Alle critiche di Antonelli si aggiungono quelle di Fratelli D’Italia, che guarda con divertimento all’ultima “trovata della nouvelle gauche”.
“La Vedetta (sarà anche piccola e lombarda?) è un giornaletto che si fa apprezzare, indubbiamente – osservano dalla sezione cittadina –. ‘Il Fischietto’ bustocco del terzo millennio, così si può definire siffatta imaginifica opera.  D’altronde, quelle poche pagine non possono che essere la mirabile opera di qualche oscuro e mistico scrivano, che nell’oscurità del proprio antro si diletta a dileggiar la nostra comunità cittadina.

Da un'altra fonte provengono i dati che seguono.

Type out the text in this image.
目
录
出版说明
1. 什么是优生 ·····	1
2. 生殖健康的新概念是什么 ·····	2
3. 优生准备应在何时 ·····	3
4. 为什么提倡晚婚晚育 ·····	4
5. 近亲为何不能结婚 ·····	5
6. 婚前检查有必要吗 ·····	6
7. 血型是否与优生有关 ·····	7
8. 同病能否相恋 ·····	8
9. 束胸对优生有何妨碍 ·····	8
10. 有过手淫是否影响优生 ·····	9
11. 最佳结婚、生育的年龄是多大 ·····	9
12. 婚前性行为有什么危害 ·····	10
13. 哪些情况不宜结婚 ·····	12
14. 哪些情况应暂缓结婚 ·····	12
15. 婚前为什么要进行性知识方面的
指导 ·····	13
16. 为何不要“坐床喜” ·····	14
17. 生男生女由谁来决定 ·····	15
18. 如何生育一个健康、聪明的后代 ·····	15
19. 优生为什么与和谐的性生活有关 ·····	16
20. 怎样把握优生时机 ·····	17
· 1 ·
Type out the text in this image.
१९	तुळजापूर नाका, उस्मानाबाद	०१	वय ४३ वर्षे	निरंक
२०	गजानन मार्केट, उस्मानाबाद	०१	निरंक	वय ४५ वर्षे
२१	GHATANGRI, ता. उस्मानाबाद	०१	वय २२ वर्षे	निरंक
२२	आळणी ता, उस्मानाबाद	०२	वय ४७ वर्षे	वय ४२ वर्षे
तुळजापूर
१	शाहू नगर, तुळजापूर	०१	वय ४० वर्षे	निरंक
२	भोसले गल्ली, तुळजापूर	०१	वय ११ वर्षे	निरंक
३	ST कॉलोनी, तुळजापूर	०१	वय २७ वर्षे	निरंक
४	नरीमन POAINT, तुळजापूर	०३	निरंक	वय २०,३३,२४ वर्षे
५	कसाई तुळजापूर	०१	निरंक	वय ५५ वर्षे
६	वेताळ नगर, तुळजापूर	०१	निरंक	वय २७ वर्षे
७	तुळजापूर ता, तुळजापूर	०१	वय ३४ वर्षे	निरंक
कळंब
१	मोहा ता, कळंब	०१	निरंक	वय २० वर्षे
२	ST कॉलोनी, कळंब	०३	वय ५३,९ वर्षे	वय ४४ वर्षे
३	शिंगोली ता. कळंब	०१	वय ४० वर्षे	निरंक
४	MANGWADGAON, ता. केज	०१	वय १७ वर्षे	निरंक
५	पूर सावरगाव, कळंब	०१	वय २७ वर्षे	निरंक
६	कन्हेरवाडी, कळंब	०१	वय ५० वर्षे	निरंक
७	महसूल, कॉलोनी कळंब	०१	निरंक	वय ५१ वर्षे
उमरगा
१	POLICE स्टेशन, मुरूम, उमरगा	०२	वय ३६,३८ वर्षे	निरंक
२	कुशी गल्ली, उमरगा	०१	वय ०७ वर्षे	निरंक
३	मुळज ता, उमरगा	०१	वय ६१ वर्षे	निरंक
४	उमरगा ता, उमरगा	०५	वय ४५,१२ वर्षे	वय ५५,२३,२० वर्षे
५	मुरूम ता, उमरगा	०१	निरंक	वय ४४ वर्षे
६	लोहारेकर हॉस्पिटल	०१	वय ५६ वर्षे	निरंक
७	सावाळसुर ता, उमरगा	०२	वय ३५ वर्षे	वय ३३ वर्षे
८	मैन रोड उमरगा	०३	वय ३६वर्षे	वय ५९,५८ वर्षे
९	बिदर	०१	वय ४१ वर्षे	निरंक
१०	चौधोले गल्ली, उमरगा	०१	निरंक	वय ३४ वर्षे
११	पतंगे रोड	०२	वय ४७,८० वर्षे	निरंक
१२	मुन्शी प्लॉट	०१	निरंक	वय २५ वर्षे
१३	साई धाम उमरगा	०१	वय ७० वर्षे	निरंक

E allora ecco che dalla polvere del fu calzaturificio si ergono statue monumentali e giardini pensili, i tacchi delle vecchie scarpe divengono fioriere per spazi pubblici da usare, e anche di cui abusare, ed infine, per magia, anni di incuria ed abbandono, senza necessità alcuna di un progetto o del minimo rispetto delle leggi urbanistiche, proiettano Busto nell’Olimpo delle Eccellenze!”.